PLOS ONE, Apr 13, 2011
To investigate how cholinergic systems regulate aspects of the sleep disorder narcolepsy, we vide... more To investigate how cholinergic systems regulate aspects of the sleep disorder narcolepsy, we video-monitored mice lacking both orexin (hypocretin) receptors (double knockout; DKO mice) while pharmacologically altering cholinergic transmission. Spontaneous behavioral arrests in DKO mice were highly similar to those reported in orexin-deficient mice and were never observed in wild-type (WT) mice. A survival analysis revealed that arrest lifetimes were exponentially distributed indicating that random, Markovian processes determine arrest lifetime. Low doses (0.01, 0.03 mg/kg, IP), but not a high dose (0.08 mg/ kg, IP) of the cholinesterase inhibitor physostigmine increased the number of arrests but did not alter arrest lifetimes. The muscarinic antagonist atropine (0.5 mg/kg, IP) decreased the number of arrests, also without altering arrest lifetimes.
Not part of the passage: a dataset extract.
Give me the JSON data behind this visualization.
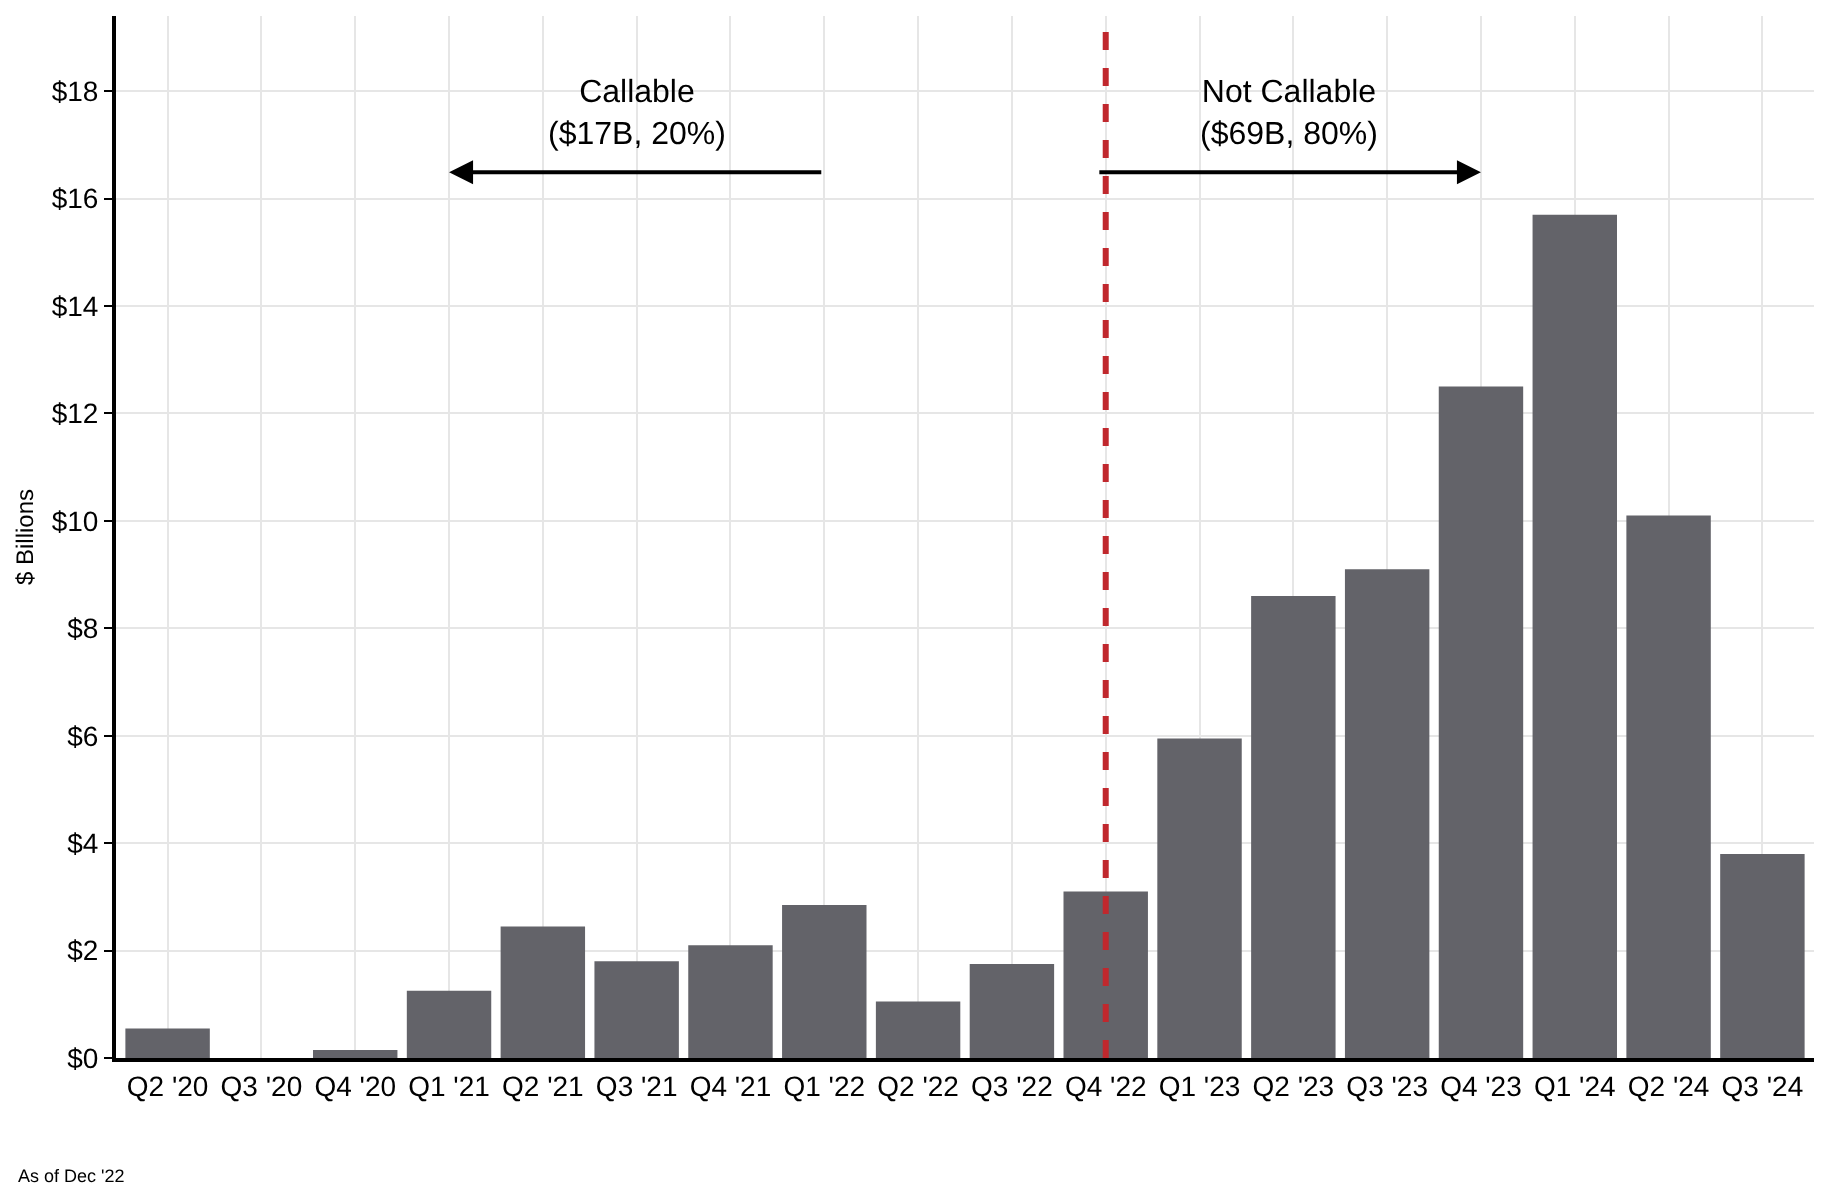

To determine if muscarinic transmission in pontine areas linked to REM sleep control also influences behavioral arrests, we microinjected neostigmine (50 nl, 62.5 mM) or neostigmine + atropine (62.5 mM and 111 mM respectively) into the nucleus pontis oralis and caudalis. Neostigmine increased the number of arrests in DKO mice without altering arrest lifetimes but did not provoke arrests in WT mice. Co-injection of atropine abolished this effect. Collectively, our findings establish that behavioral arrests in DKO mice are similar to those in orexin deficient mice and that arrests have exponentially distributed lifetimes. We also show, for the first time in a rodent narcolepsy model, that cholinergic systems can regulate arrest dynamics. Since perturbations of muscarinic transmission altered arrest frequency but not lifetime, our findings suggest cholinergic systems influence arrest initiation without influencing circuits that determine arrest duration.